California’s state government’s slated to pass a bill that would make workers of app-based companies like Uber and Lyft full employees of said companies. New York’s state government and labor movement want to repeat that feat here.

California’s Assembly Bill 5 would be the signature achievement for labor on the West Coast.

“Existing law, for purposes of unemployment insurance provisions, requires employers to make contributions with respect to unemployment insurance and disability insurance from the wages paid to their employees,” reads the bill. “Existing law defines ‘employee’ for those purposes to include, among other individuals, any individual who, under the usual common law rules applicable in determining the employer-employee relationship, has the status of an employee.”

Yesterday, a coalition that includes Uber, Lyft, Postmates and DoorDash sent a letter to California Assemblywoman Lorena Gonzalez opposing an amendment to the bill that allows big cities to sue in order to enforce it. The letter claimed the amendment could lead to “politically motivated” action and “may harm workers.” The coalition said it would also spend tens of millions of dollars next year to exempt themselves from AB5.

“The technology companies represented by this coalition, specifically app-based rideshare driving, app-based food and grocery delivery, and other freelance work, have been conspicuously excluded from the legislation’s text, and targeted by the bill, we do not believe an exemption and return to Bordello is the best future path to our industries.”

Gonzalez took to Twitter to chastise the coalition and noted that the tech giants might have ulterior motives.

“These gig companies don’t want enforcement,” said Gonzalez on Twitter. “Why? Because at least one came to my office and said they’d just continue to litigate it & settle. No one should be above enforcement of wage theft.”

The bill goes into effect Jan. 1, 2020.

So what happens to companies like Lyft and Uber who have built their company off gig workers?

“We would likely have to exert more control over drivers, telling them where to work, how to work, and who they can work for,” read an online statement from Uber. “Uber would likely hire far fewer drivers than we currently support, and we’d likely have to require a minimum number of hours per week. Scheduling and rigid shifts would become the norm, and Uber would likely prevent drivers from working for other ride share companies.”

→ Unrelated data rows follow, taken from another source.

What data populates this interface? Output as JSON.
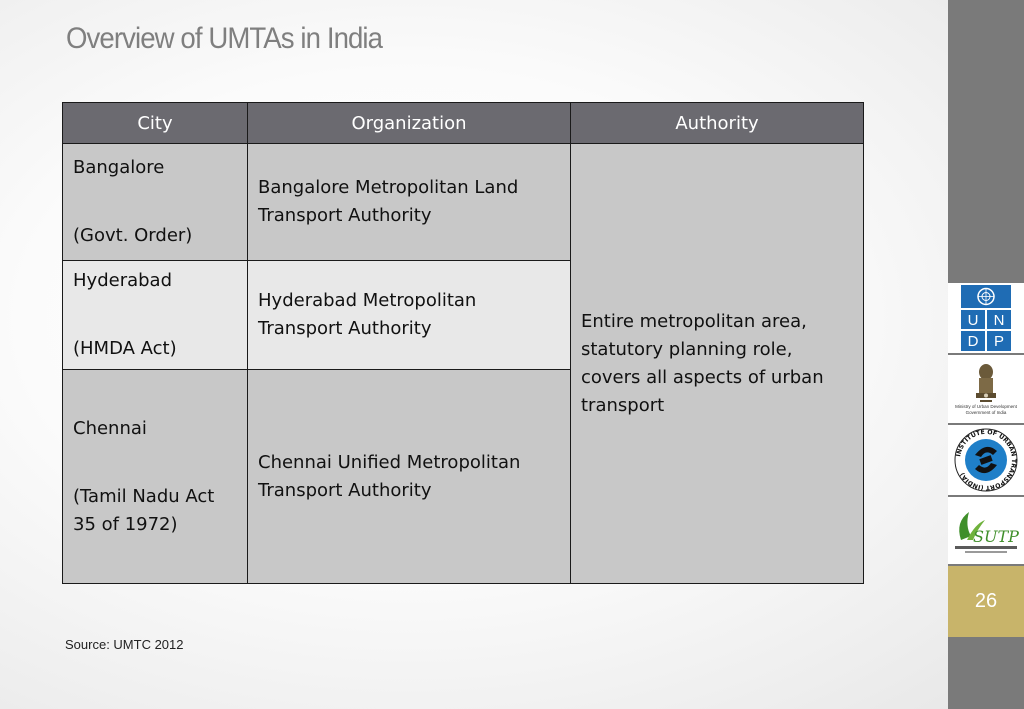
{
  "slide": {
    "title": "Overview of UMTAs in India",
    "page_number": "26",
    "source": "Source: UMTC 2012"
  },
  "table": {
    "headers": [
      "City",
      "Organization",
      "Authority"
    ],
    "rows": [
      {
        "city": "Bangalore",
        "act": "(Govt. Order)",
        "organization": "Bangalore  Metropolitan Land Transport Authority"
      },
      {
        "city": "Hyderabad",
        "act": "(HMDA Act)",
        "organization": "Hyderabad Metropolitan Transport Authority"
      },
      {
        "city": "Chennai",
        "act": "(Tamil Nadu Act 35 of 1972)",
        "organization": "Chennai Unified Metropolitan Transport Authority"
      }
    ],
    "authority": "Entire metropolitan area, statutory planning role, covers all aspects of urban transport"
  },
  "logos": {
    "undp": [
      "U",
      "N",
      "D",
      "P"
    ],
    "ministry_line1": "Ministry of Urban Development",
    "ministry_line2": "Government of India",
    "iut_ring": "INSTITUTE OF URBAN TRANSPORT (INDIA)",
    "sutp": "SUTP"
  },
  "colors": {
    "header_bg": "#6b6a70",
    "cell_dark": "#c8c8c8",
    "cell_light": "#e8e8e8",
    "sidebar": "#7a7a7a",
    "page_box": "#c8b46a",
    "undp_blue": "#1f6cb4"
  }
}
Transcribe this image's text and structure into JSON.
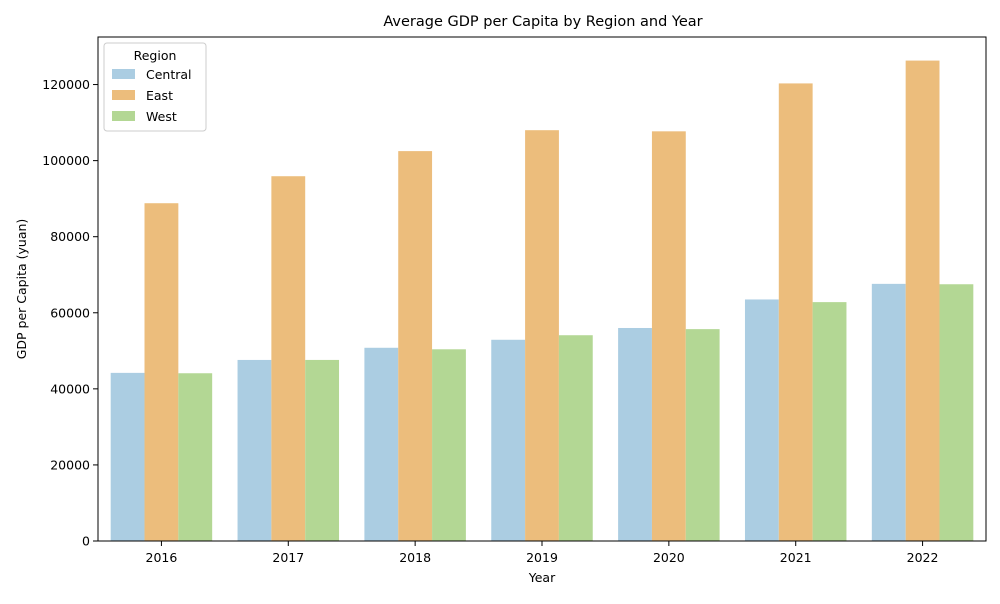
{
  "chart_data": {
    "type": "bar",
    "title": "Average GDP per Capita by Region and Year",
    "xlabel": "Year",
    "ylabel": "GDP per Capita (yuan)",
    "categories": [
      "2016",
      "2017",
      "2018",
      "2019",
      "2020",
      "2021",
      "2022"
    ],
    "series": [
      {
        "name": "Central",
        "color": "#abcde2",
        "values": [
          44200,
          47600,
          50800,
          52900,
          56000,
          63500,
          67600
        ]
      },
      {
        "name": "East",
        "color": "#ecbd7c",
        "values": [
          88800,
          95900,
          102500,
          108000,
          107700,
          120300,
          126300
        ]
      },
      {
        "name": "West",
        "color": "#b3d794",
        "values": [
          44100,
          47600,
          50400,
          54100,
          55700,
          62800,
          67500
        ]
      }
    ],
    "ylim": [
      0,
      132500
    ],
    "yticks": [
      0,
      20000,
      40000,
      60000,
      80000,
      100000,
      120000
    ],
    "grid": false,
    "legend": {
      "title": "Region",
      "placement": "top-left"
    }
  }
}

“This would likely reduce the scope of where Uber operates and would prevent drivers from working at times or places where the number of drivers outstrips the demand for rides (e.g., in a quiet suburb at odd hours),” the statement continued.

Uber officials said it would stop drivers from signing once drivers outstrip demand in a quiet neighborhood during off-peak hours. Both Uber and Lyft warned riders in places devoid of transit that they could completely lose service.

Kyle Bragg, president of 32BJ SEIU and member of New York City’s Do It Right Employment Classification Test (DIRECT) coalition, said that New York needs to follow in California’s footsteps.

“As the California Assembly gets ready to pass its landmark Assembly Bill 5, we celebrate the efforts of drivers, nail salon workers, dancers and app workers nationwide and look forward to passage of similar bills elsewhere, including in the Empire State,” said Bragg.

Bragg isn’t alone. During a recent news conference at his Midtown office, New York State Gov. Andrew Cuomo said that society’s moved closer to a place where no one’s an employee or companies prefer the arrangements so they don’t have to pay benefits. He believes that bills like AB5 in California would benefit New York as well.

“I think we have to look at how we define ‘employee’ versus ‘independent contractor’ going forward, and I think, in my opinion—forget the specifics—more people should be considered employees, because what has been happening is companies have been going out of their way to hire independent contractors to get out of those obligations,” said Cuomo.

But not all industries think that what’s good for Uber, Lyft and other rideshare employees aren’t necessarily good for other industries. In an email to the AmNews, Richard James Burgess, president and CEO of A2IM, along with Mitch Glazier of the Recording Industry Association of America, and Jordan Bromley and Susan Genco of the Music Artists Coalition shared an op-ed they’d written in Variety. The op-ed states that AB5 would decimate the music industry.

“The proposed bill states that any person who provides services that relate to the usual course of the ‘hiring entity’s’ business is an employee of that entity,” read part of the op-ed “This makes sense for large corporations like Uber and Lyft; it does not make sense for the independent artist who is trying to make music. Artists work with many people to help them realize their vision: producers, engineers, musicians, publicists, managers, music video creators, dancers, background vocalists, etc. Under this new law, an artist in California could become the employer of all of these people.”

Nevertheless, Bragg said workers in the tri-state area need a bill similar to AB5 to survive.
“In New York, we desperately need a more vigorous, preemptive approach to addressing the worker misclassification that’s hurting our communities,” Bragg said. “We’ve seen employers’ rampant manipulation of our state’s tests for determining worker status and hurt workers in nearly every industry. This problem robs workers and their families of basic labor standards at the expense of local communities that thrive on good jobs and small businesses that follow the law.”